Motor vehicle accidents involving motorcyclists are among the most devastating. Fortunately, there's likely a criminal attorney in your area who specializes in motorcycle litigation.
Here are some of the common steps motorcycle attorneys take when building a case for their clients.
Vetting the Facts
The majority of motorcycle involved cases are settled by insurance companies out of court. To compel the involved insurance carriers to make a fair settlement, however, you've got to have your facts substantiated to show that it will be cheaper for them to settle rather than disputing the facts of the case in court.
- Police Reports: without a police report, a motorcycle accident is little more than a rumor in the eyes of the law. When you look over the police report associated with your motorcycle accident you need to make sure that the presiding officer(s) names, badge numbers, and phone numbers are clearly stated in the report. This will be crucial for your motorcycle attorney if they need to clarify any of the facts presented in the report.

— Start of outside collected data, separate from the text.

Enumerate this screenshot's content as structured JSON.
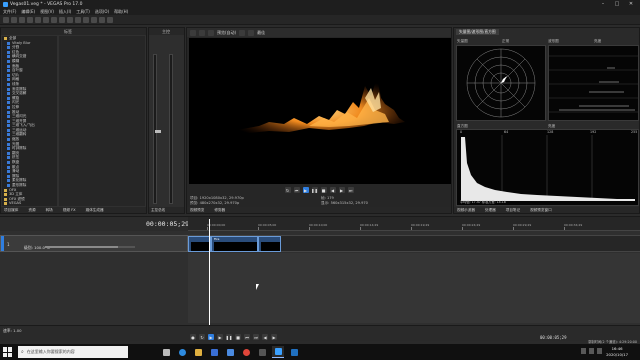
{
  "window": {
    "title": "Vegas01.veg * - VEGAS Pro 17.0"
  },
  "menubar": [
    "文件(F)",
    "编辑(E)",
    "视图(V)",
    "插入(I)",
    "工具(T)",
    "选项(O)",
    "帮助(H)"
  ],
  "explorer": {
    "header": "项目媒体",
    "list_header": "标签",
    "tree": [
      {
        "label": "全部",
        "folder": true
      },
      {
        "label": "Vitaly Blur",
        "folder": false
      },
      {
        "label": "分割",
        "folder": false
      },
      {
        "label": "红色",
        "folder": false
      },
      {
        "label": "横向交错",
        "folder": false
      },
      {
        "label": "模糊",
        "folder": false
      },
      {
        "label": "面板",
        "folder": false
      },
      {
        "label": "百叶窗",
        "folder": false
      },
      {
        "label": "切片",
        "folder": false
      },
      {
        "label": "网格",
        "folder": false
      },
      {
        "label": "线条",
        "folder": false
      },
      {
        "label": "渐变擦除",
        "folder": false
      },
      {
        "label": "交叉溶解",
        "folder": false
      },
      {
        "label": "螺旋",
        "folder": false
      },
      {
        "label": "闪光",
        "folder": false
      },
      {
        "label": "拉伸",
        "folder": false
      },
      {
        "label": "推动",
        "folder": false
      },
      {
        "label": "三维闪光",
        "folder": false
      },
      {
        "label": "三维开屏",
        "folder": false
      },
      {
        "label": "三维飞入/飞出",
        "folder": false
      },
      {
        "label": "三维运动",
        "folder": false
      },
      {
        "label": "三维翻转",
        "folder": false
      },
      {
        "label": "缩放",
        "folder": false
      },
      {
        "label": "光圈",
        "folder": false
      },
      {
        "label": "时钟擦除",
        "folder": false
      },
      {
        "label": "翻页",
        "folder": false
      },
      {
        "label": "挤压",
        "folder": false
      },
      {
        "label": "棋盘",
        "folder": false
      },
      {
        "label": "散点",
        "folder": false
      },
      {
        "label": "滑动",
        "folder": false
      },
      {
        "label": "擦除",
        "folder": false
      },
      {
        "label": "柔化擦除",
        "folder": false
      },
      {
        "label": "菱形擦除",
        "folder": false
      },
      {
        "label": "OFX",
        "folder": true
      },
      {
        "label": "3D 立体",
        "folder": true
      },
      {
        "label": "OFX 滤镜",
        "folder": true
      },
      {
        "label": "VEGAS",
        "folder": true
      },
      {
        "label": "视频FX",
        "folder": true
      }
    ],
    "footer": [
      "项目媒体",
      "资源",
      "转场",
      "视频 FX",
      "媒体生成器"
    ]
  },
  "mixer": {
    "label": "主控",
    "footer": "主控总线"
  },
  "preview": {
    "toolbar_label": "预览(自动)",
    "toolbar_mode": "最佳",
    "info": {
      "project_label": "项目:",
      "project_value": "1920x1080x32, 29.970p",
      "preview_label": "预览:",
      "preview_value": "480x270x32, 29.970p",
      "frame_label": "帧:",
      "frame_value": "179",
      "display_label": "显示:",
      "display_value": "560x315x32, 29.970"
    },
    "footer": [
      "视频预览",
      "修剪器"
    ]
  },
  "scopes": {
    "tab": "矢量图/波形图/直方图",
    "vectorscope_label": "矢量图",
    "vectorscope_mode": "正常",
    "waveform_label": "波形图",
    "waveform_mode": "亮度",
    "histogram_label": "直方图",
    "histogram_mode": "亮度",
    "hist_ticks": [
      "0",
      "64",
      "128",
      "192",
      "255"
    ],
    "hist_stats": "平均值: 17.47   标准方差: 14.18",
    "footer": [
      "视频示波器",
      "处理器",
      "项目笔记",
      "视频预览窗口"
    ]
  },
  "timeline": {
    "timecode": "00:00:05;29",
    "ruler": [
      "00:00:00;00",
      "00:00:05;00",
      "00:00:10;00",
      "00:00:14;29",
      "00:00:19;29",
      "00:00:24;29",
      "00:00:29;29",
      "00:00:34;29"
    ],
    "track_number": "1",
    "level_label": "级别: 100.0 %",
    "level_percent": 100,
    "clip_label": "Fire",
    "rate": "速率: 1.00",
    "end_time": "00:00:05;29",
    "status": "录制时间(2 个通道): 4:29:20:00"
  },
  "taskbar": {
    "search_placeholder": "在这里输入你要搜索的内容",
    "time": "16:46",
    "date": "2020/10/17"
  }
}
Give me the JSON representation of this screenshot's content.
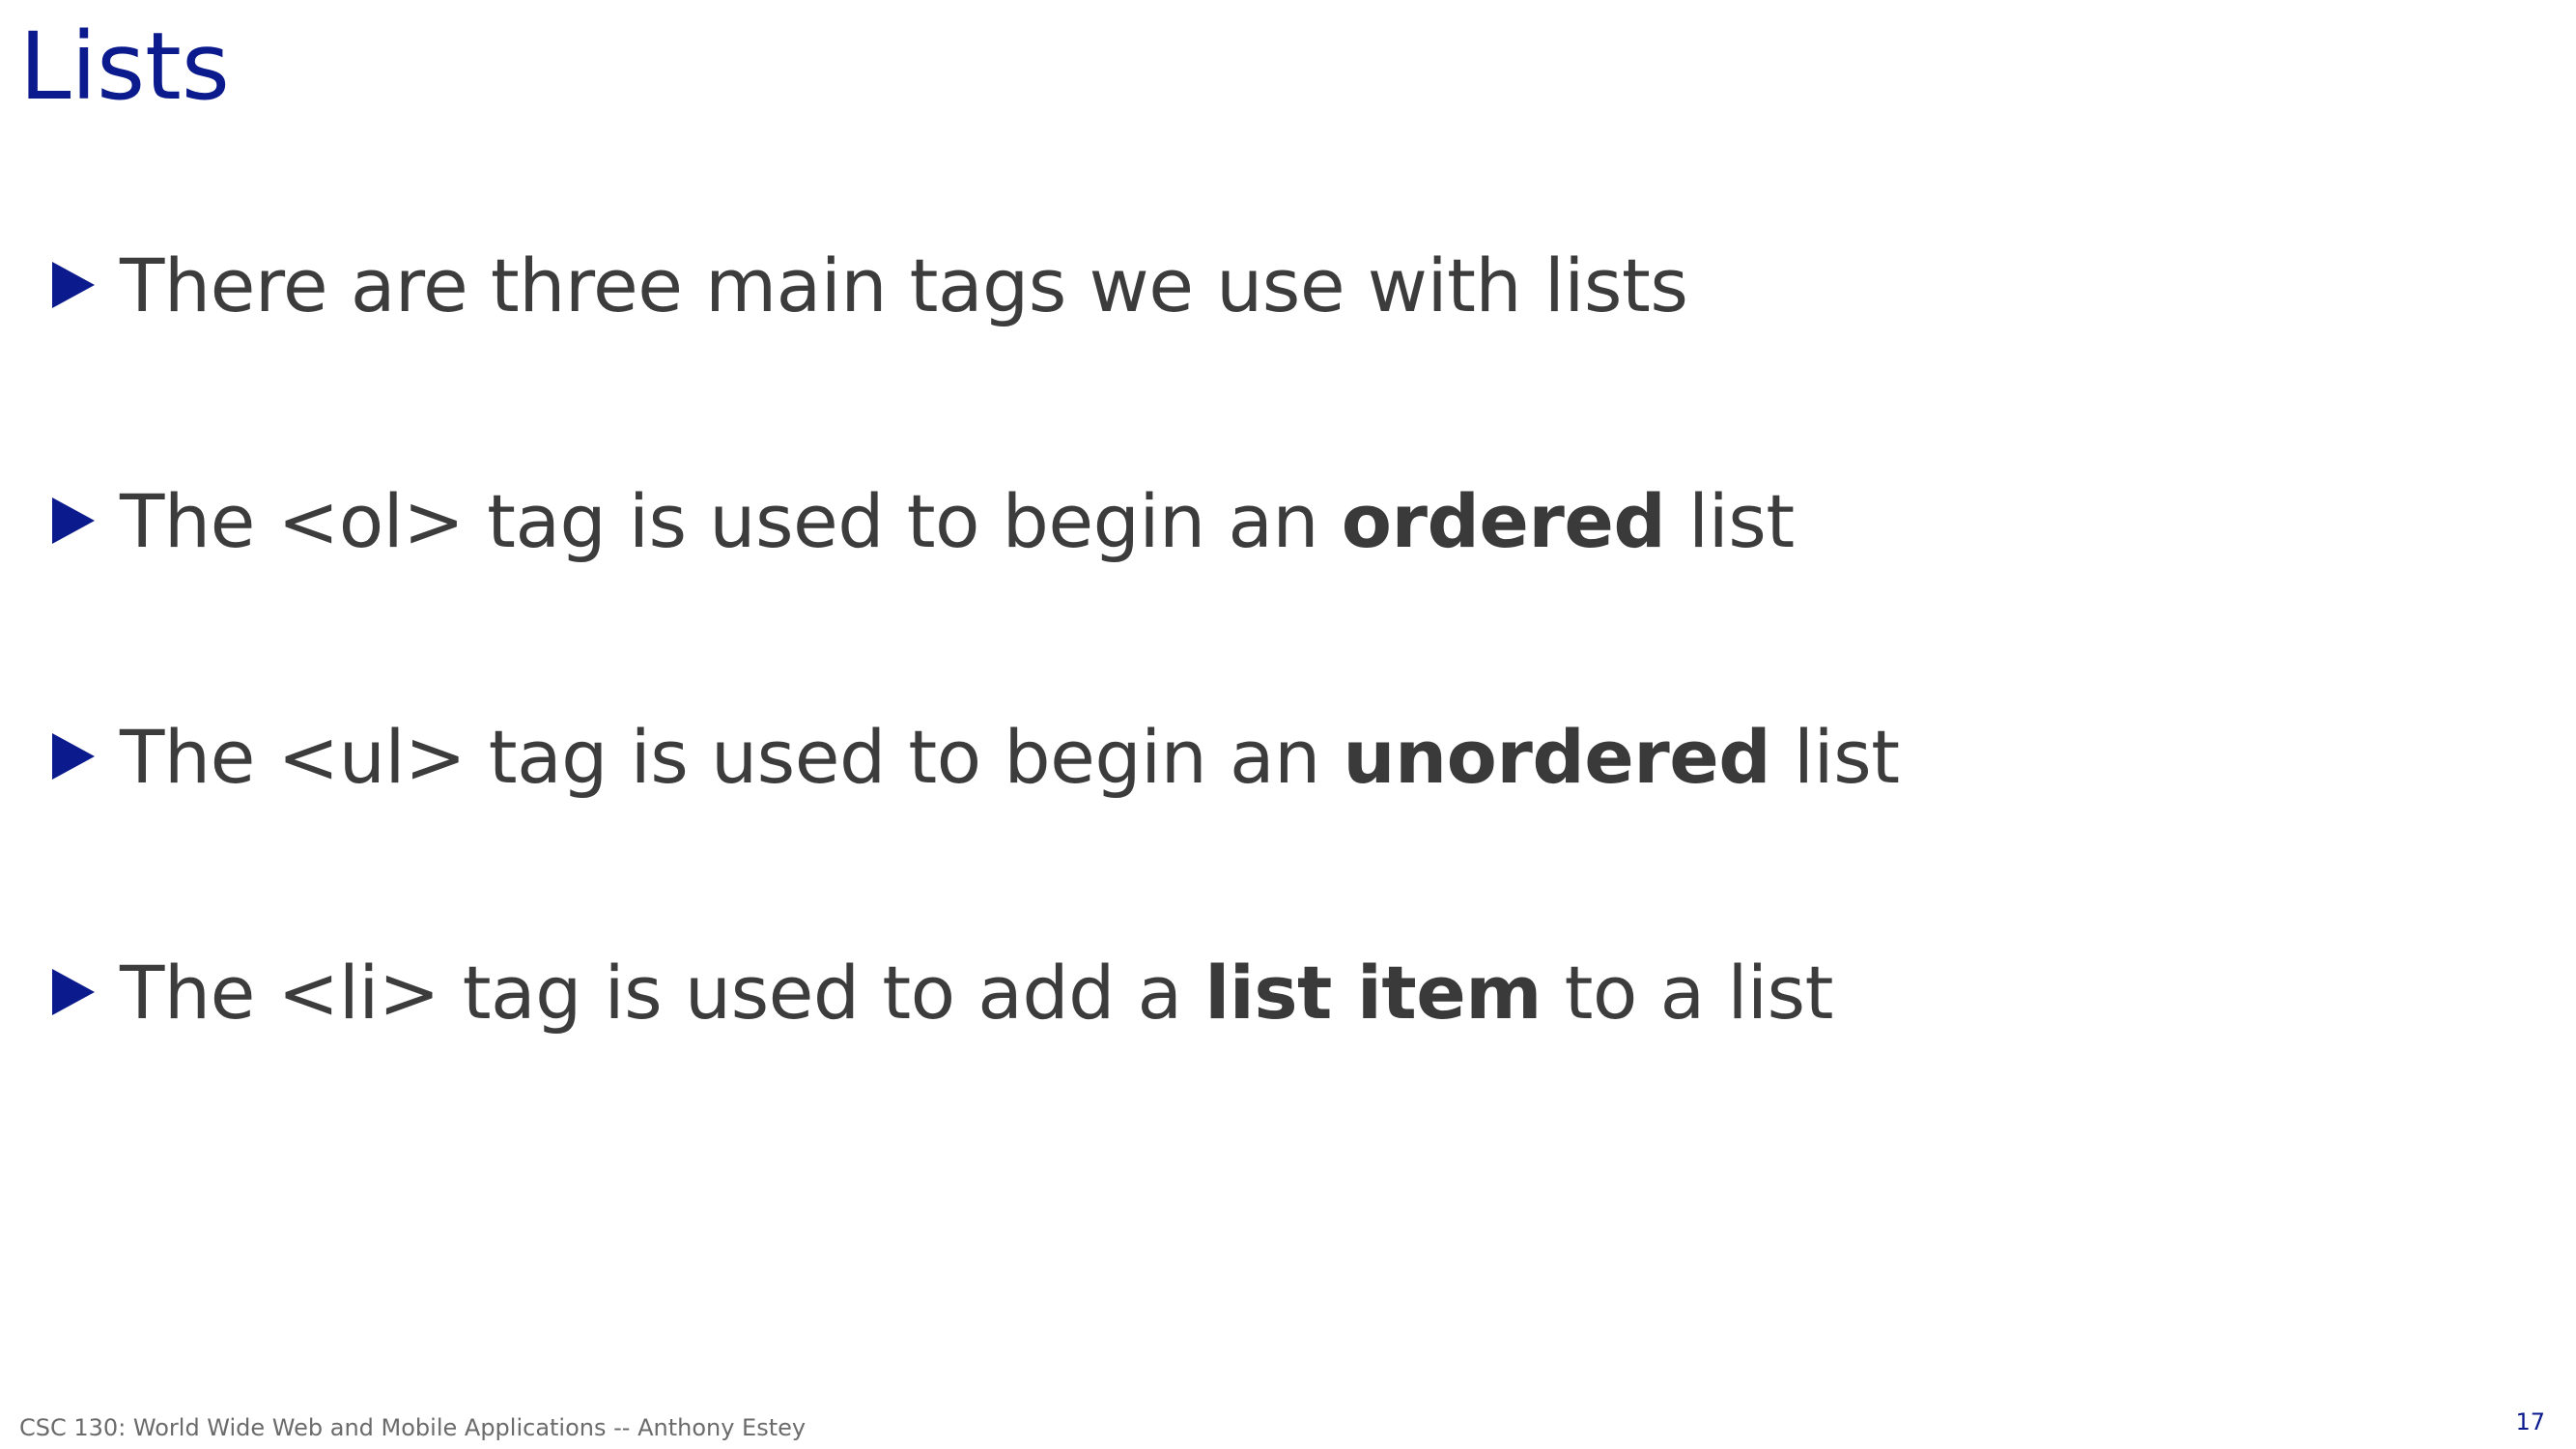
{
  "slide": {
    "title": "Lists",
    "bullets": [
      {
        "before": "There are three main tags we use with lists",
        "bold": "",
        "after": ""
      },
      {
        "before": "The <ol> tag is used to begin an ",
        "bold": "ordered",
        "after": " list"
      },
      {
        "before": "The <ul> tag is used to begin an ",
        "bold": "unordered",
        "after": " list"
      },
      {
        "before": "The <li> tag is used to add a ",
        "bold": "list item",
        "after": " to a list"
      }
    ],
    "footer": "CSC 130: World Wide Web and Mobile Applications -- Anthony Estey",
    "page_number": "17"
  },
  "colors": {
    "title": "#0b1a8c",
    "bullet_marker": "#0b1a8c",
    "body_text": "#3c3c3c",
    "footer_text": "#6b6b6b",
    "page_number": "#0b1a8c"
  },
  "icons": {
    "bullet": "triangle-right-icon"
  }
}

- Eyewitnesses: anyone who witnessed your motorcycle accident should be interviewed by your attorney. Having their names and contact information can help your attorney track them down.
- Photos/videos: photographic and/or video evidence can clinch your case. When assembling your videos/photos, categorize them by timestamp. For instance, you will want to include photos/videos of your motorcycle as close to the date of your accident as possible.
- Correspondences/Bills: any documents that can help your attorney create a paper trail for your case can also be important. For instance, you will want to include any and all medical-related expenses resulting from your accident.
Negotiating Your Settlement
Before you agree to work with an attorney, be sure that you consider the terms of their services. For instance, some motorcycle attorneys do not require their clients to pay for any legal expenses unless they are able to negotiate a settlement. Although this arrangement can feel like a deal, these attorneys are likely to take a larger cut of the settlement they negotiate. In addition to looking over the fine print of the contract, you should also ask about billable hours and rates. Some attorneys mandate a minimum quota of billable hours regardless of how swiftly an insurance company might be willing to settle a case. These billable hours can be an additional charge levied against you before you get the proceeds from your case.